Additional empirical results indicate:

• Breadth-naive scaling primarily improves low-difficulty problem performance until convergence.
• DARS maintains or elevates Pass@K at any fixed Pass@1 value.
• The best trade-off between exploration and exploitation is achieved when both adaptations are employed concurrently.

6. Theoretical and Practical Implications

Depth-breadth synergy elucidates key limitations in current RLVR frameworks. The findings highlight:

• The necessity of adaptively allocating computational and learning resources to hard samples.
• The corrective role of exploration strategies in entropy maintenance, addressing model collapse to high-confidence solutions and maintaining diversity.
• The importance of balancing exploitation and exploration in large action spaces, particularly for LLMs with strong pretrained priors.
• That standard RLVR algorithms' neglect of depth and breadth may underlie the gap between efficient reward-based convergence and the broader expansion of reasoning capacity in LLMs.

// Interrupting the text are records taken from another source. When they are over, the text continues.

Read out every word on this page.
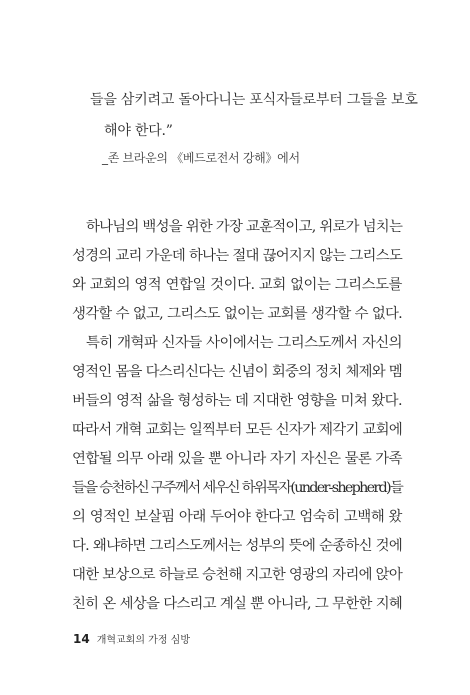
들을 삼키려고 돌아다니는 포식자들로부터 그들을 보호
해야 한다.”
_존 브라운의 《베드로전서 강해》에서
하나님의 백성을 위한 가장 교훈적이고, 위로가 넘치는
성경의 교리 가운데 하나는 절대 끊어지지 않는 그리스도
와 교회의 영적 연합일 것이다. 교회 없이는 그리스도를
생각할 수 없고, 그리스도 없이는 교회를 생각할 수 없다.
특히 개혁파 신자들 사이에서는 그리스도께서 자신의
영적인 몸을 다스리신다는 신념이 회중의 정치 체제와 멤
버들의 영적 삶을 형성하는 데 지대한 영향을 미쳐 왔다.
따라서 개혁 교회는 일찍부터 모든 신자가 제각기 교회에
연합될 의무 아래 있을 뿐 아니라 자기 자신은 물론 가족
들을 승천하신 구주께서 세우신 하위목자(under-shepherd)들
의 영적인 보살핌 아래 두어야 한다고 엄숙히 고백해 왔
다. 왜냐하면 그리스도께서는 성부의 뜻에 순종하신 것에
대한 보상으로 하늘로 승천해 지고한 영광의 자리에 앉아
친히 온 세상을 다스리고 계실 뿐 아니라, 그 무한한 지혜
14 개혁교회의 가정 심방
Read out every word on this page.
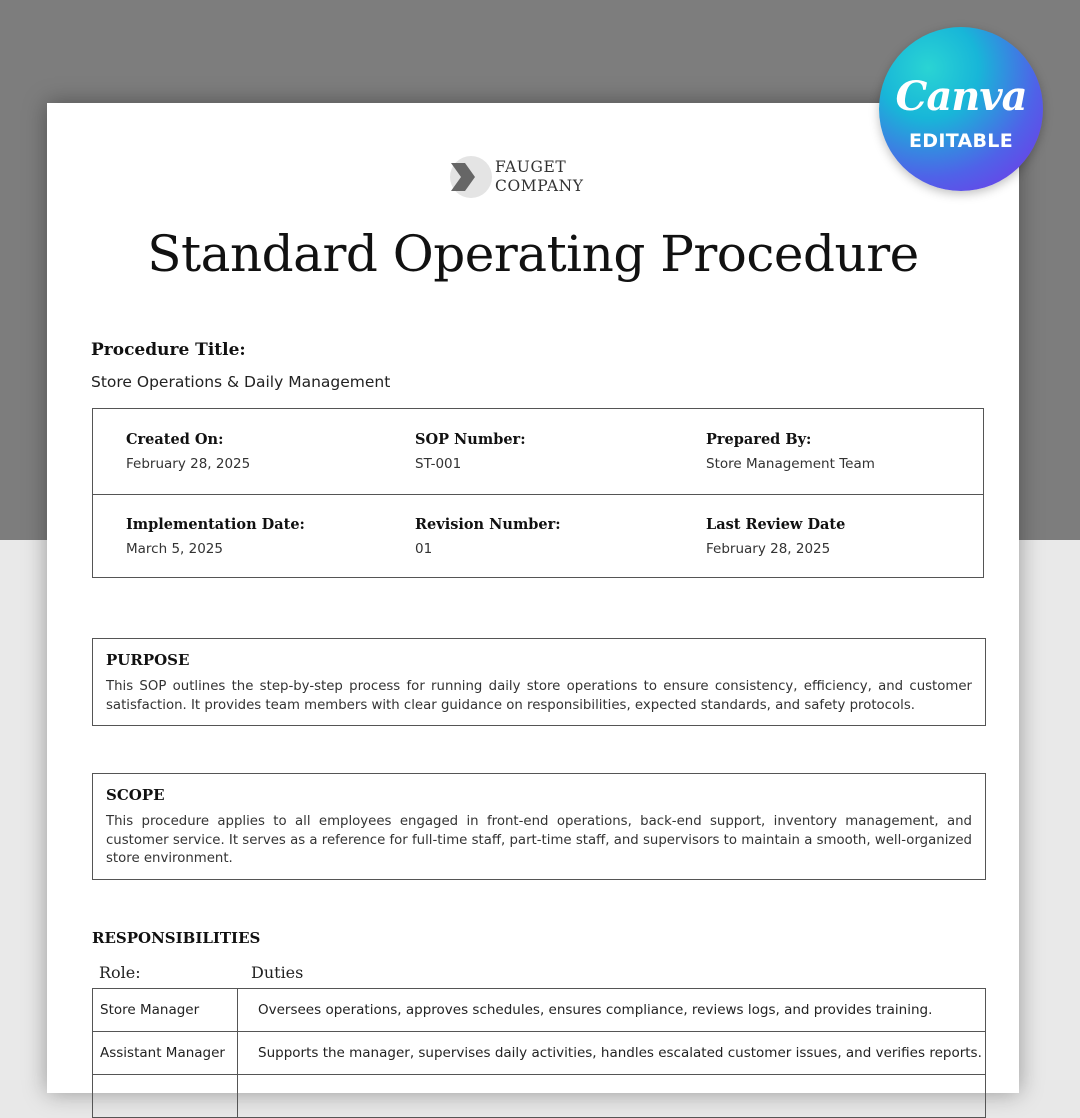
FAUGET
COMPANY
Standard Operating Procedure
Procedure Title:
Store Operations & Daily Management
Created On:
February 28, 2025
SOP Number:
ST-001
Prepared By:
Store Management Team
Implementation Date:
March 5, 2025
Revision Number:
01
Last Review Date
February 28, 2025
PURPOSE
This SOP outlines the step-by-step process for running daily store operations to ensure consistency, efficiency, and customer satisfaction. It provides team members with clear guidance on responsibilities, expected standards, and safety protocols.
SCOPE
This procedure applies to all employees engaged in front-end operations, back-end support, inventory management, and customer service. It serves as a reference for full-time staff, part-time staff, and supervisors to maintain a smooth, well-organized store environment.
RESPONSIBILITIES
Role:	Duties
Store Manager	Oversees operations, approves schedules, ensures compliance, reviews logs, and provides training.
Assistant Manager	Supports the manager, supervises daily activities, handles escalated customer issues, and verifies reports.

Canva
EDITABLE
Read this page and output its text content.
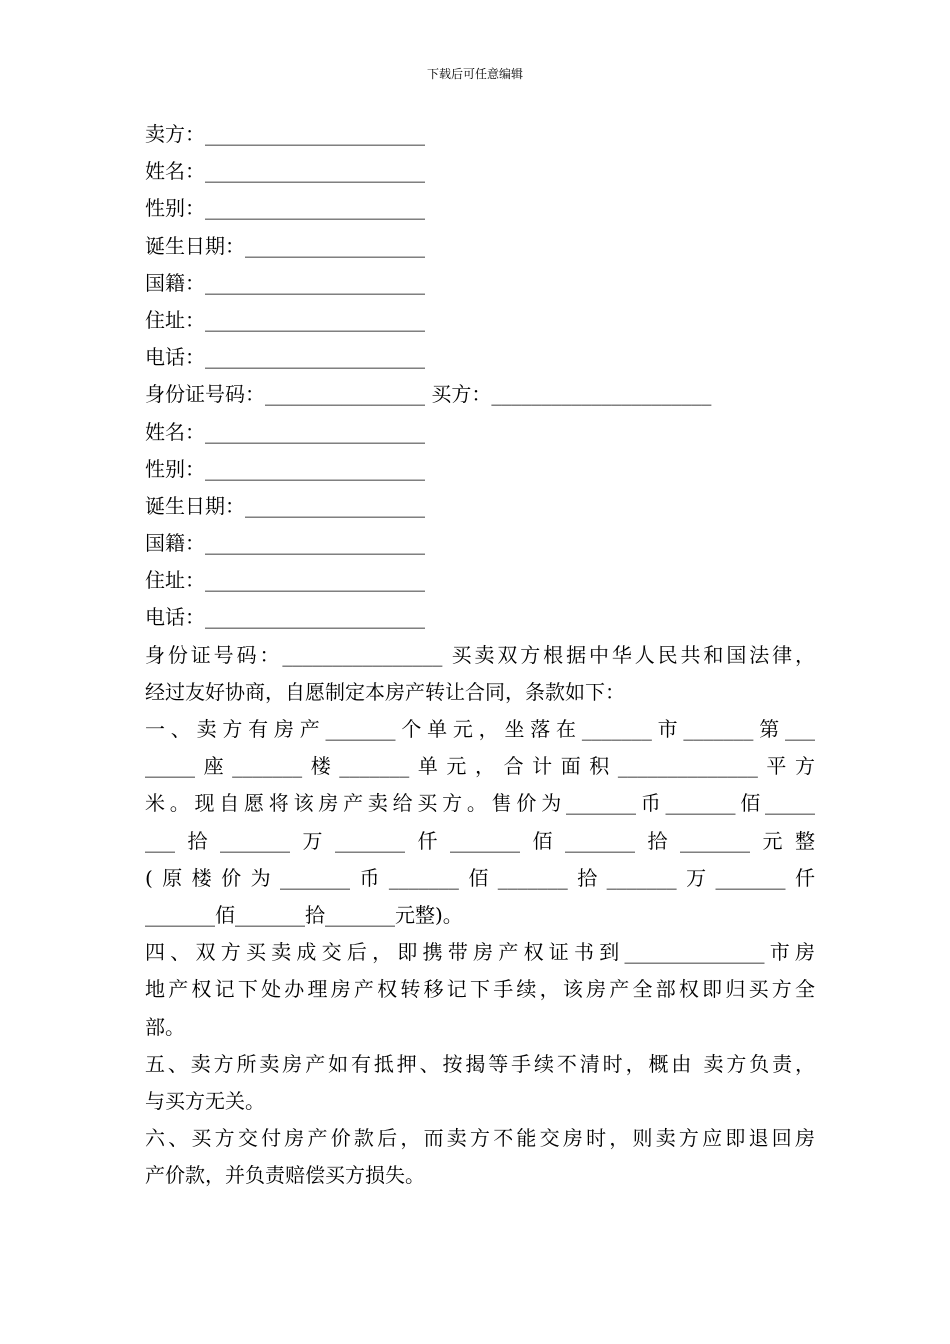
下载后可任意编辑
卖方：______________________
姓名：______________________
性别：______________________
诞生日期：__________________
国籍：______________________
住址：______________________
电话：______________________
身份证号码：________________ 买方：______________________
姓名：______________________
性别：______________________
诞生日期：__________________
国籍：______________________
住址：______________________
电话：______________________
身份证号码：________________ 买卖双方根据中华人民共和国法律，
经过友好协商，自愿制定本房产转让合同，条款如下：
一、卖方有房产_______个单元，坐落在_______市_______第___
_____座_______楼_______单元，合计面积______________平方
米。现自愿将该房产卖给买方。售价为_______币_______佰_____
___拾_______万_______仟_______佰_______拾_______元整
(原楼价为_______币_______佰_______拾_______万_______仟
_______佰_______拾_______元整)。
四、双方买卖成交后，即携带房产权证书到______________市房
地产权记下处办理房产权转移记下手续，该房产全部权即归买方全
部。
五、卖方所卖房产如有抵押、按揭等手续不清时，概由 卖方负责，
与买方无关。
六、买方交付房产价款后，而卖方不能交房时，则卖方应即退回房
产价款，并负责赔偿买方损失。
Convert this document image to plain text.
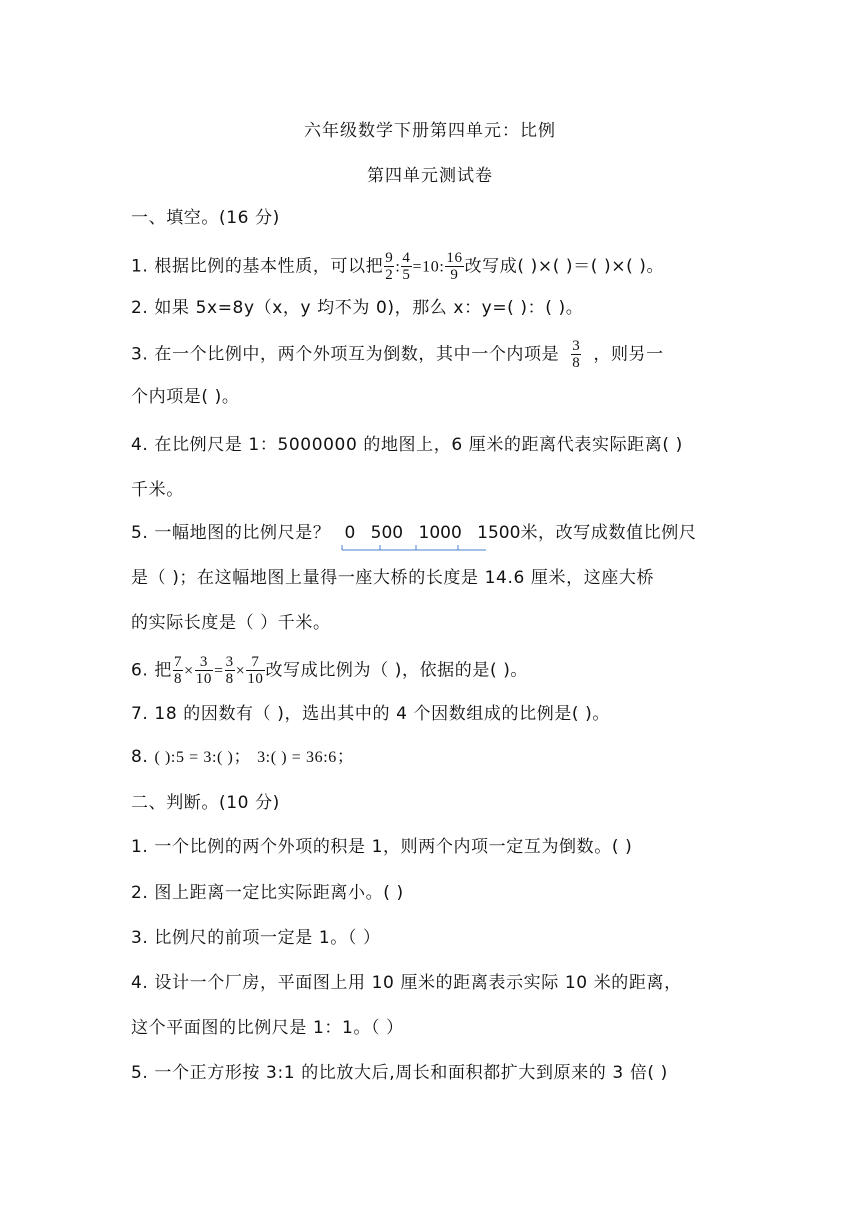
六年级数学下册第四单元：比例
第四单元测试卷
一、填空。(16 分)
1. 根据比例的基本性质，可以把 $\frac{9}{2}$ : $\frac{4}{5} =10$: $\frac{16}{9}$ 改写成( )×( )＝( )×( )。
2. 如果 5x=8y（x，y 均不为 0)，那么 x：y=( )：( )。
3. 在一个比例中，两个外项互为倒数，其中一个内项是 $\frac{3}{8}$ ，则另一
个内项是( )。
4. 在比例尺是 1：5000000 的地图上，6 厘米的距离代表实际距离( )
千米。
5. 一幅地图的比例尺是？ 0 500 1000 1500
米，改写成数值比例尺
是（ )；在这幅地图上量得一座大桥的长度是 14.6 厘米，这座大桥
的实际长度是（ ）千米。
6. 把 $\frac{7}{8} \times \frac{3}{10} = \frac{3}{8} \times \frac{7}{10}$ 改写成比例为（ )，依据的是( )。
7. 18 的因数有（ )，选出其中的 4 个因数组成的比例是( )。
8. ( ):5 = 3:( )； 3:( ) = 36:6；
二、判断。(10 分)
1. 一个比例的两个外项的积是 1，则两个内项一定互为倒数。( )
2. 图上距离一定比实际距离小。( )
3. 比例尺的前项一定是 1。（ ）
4. 设计一个厂房，平面图上用 10 厘米的距离表示实际 10 米的距离，
这个平面图的比例尺是 1：1。（ ）
5. 一个正方形按 3:1 的比放大后,周长和面积都扩大到原来的 3 倍( )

By formalizing difficulty-based rollouts and large-batch training, researchers establish new practical standards for robust RLVR optimization. The approach is extensible to broader domains and tasks, providing a modular methodology for scalable reasoning improvements in generative models.

7. Limitations and Open Research Directions

While the depth-breadth synergy advanced by DARS and large-batch breadth is empirically robust for Qwen2.5-Math 1.5B/7B models, several considerations remain:

• Future work should explore adaptive leveraging of additional model scales and architectures.
• Calibration of difficulty estimation methods (e.g., initial rollout size k0) may be optimized for efficiency and generalization.
• Balancing memory and compute constraints of full-batch gradient descent requires further engineering research.
• Extending adaptive sampling and entropy maintenance strategies to continuous and multi-modal RLVR tasks is a promising avenue.

The systematic analysis and method design in (Yang et al., 19 Aug 2025) provide a precise and reproducible blueprint for unlocking reasoning gains in RLVR by combining adaptive depth and breadth exploration in a principled manner.